Researchers at Henry Ford Hospital in Detroit and other medical institutions say they have found an effective treatment for patients with the most common strain of hepatitis C, a blood-borne viral disease that leads to scarring and deterioration of the liver.
In the United States, an estimated 3 million people have chronic hepatitis C, which can be spread through the use of infected needles or from mothers who have hepatitis C, according to the Centers for Disease Control and Prevention.
“This is the beginning of a new era toward the global eradication of hepatitis C,” says Dr. Stuart Gordon, director of the hepatology section at Henry Ford and co-investigator on the trial. “In the past, such antiviral therapy was difficult: patients often had intolerable side effects.”
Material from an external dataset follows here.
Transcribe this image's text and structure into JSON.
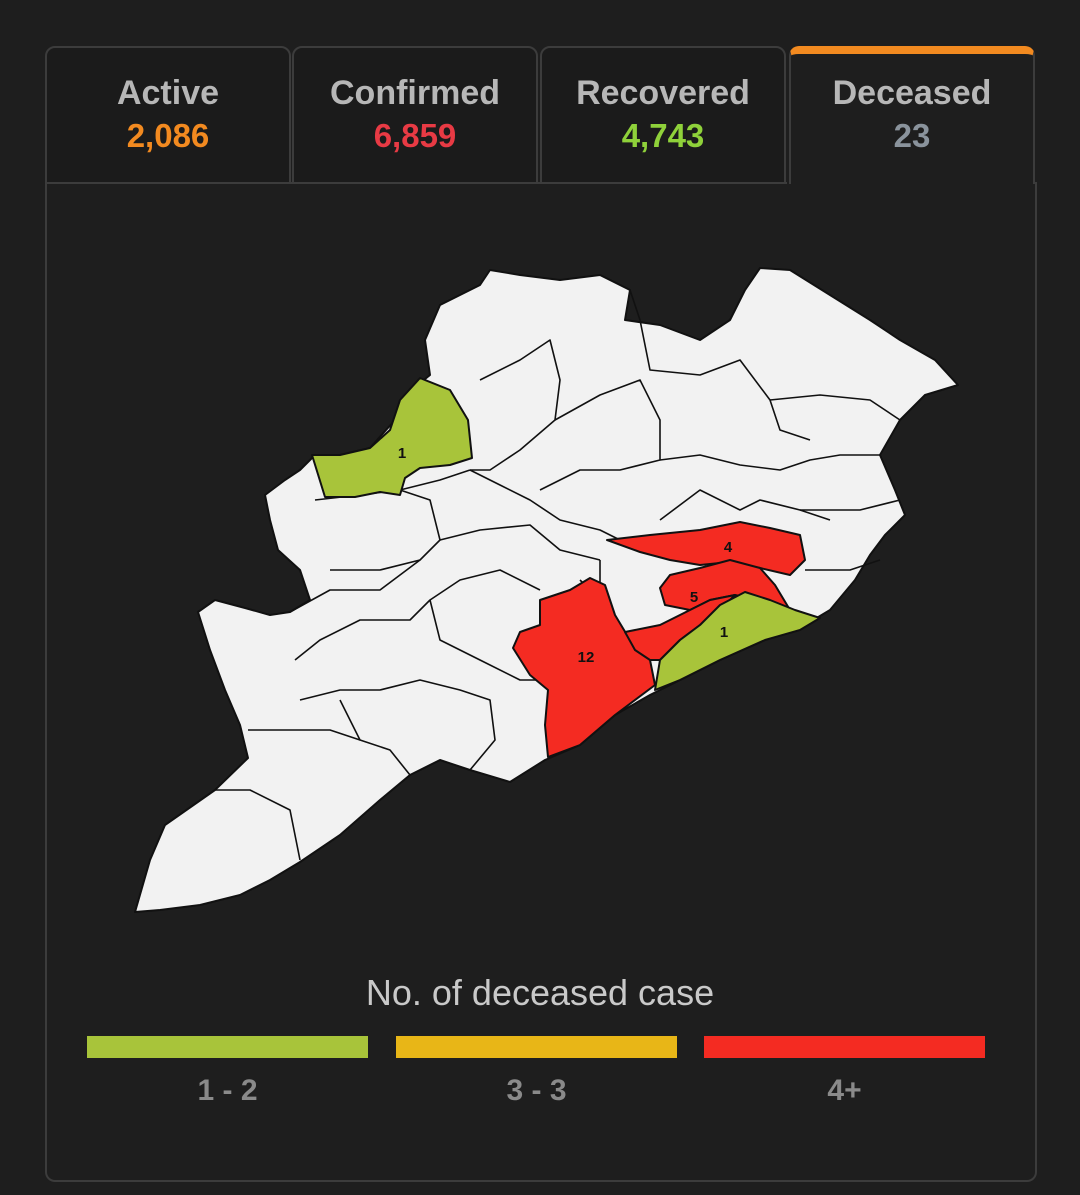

In 2013, the FDA approved a 12-week regimen of the anti-viral drug sofosbuvir combined with ribavirin and interferon, which can cause severe side effects in some patients, including fatigue, rash, depression, headache, irritability, and insomnia.
In contrast, Gordon and other researchers found patients experienced few side effects when given a daily, fixed dose of sofosbuvir, combined with ledipasvir, another anti-viral drug. The study — which followed nearly 650 patients without cirrhosis, or liver scarring — showed patients experienced a 93 to 94 percent cure rate after eight weeks of treatment and a 95 percent cure rate within 12 weeks of treatment.
A collaboration of researchers presented their findings during the International Liver Congress, held in London from April 9-13. The research was also highlighted online in the New England Journal of Medicine.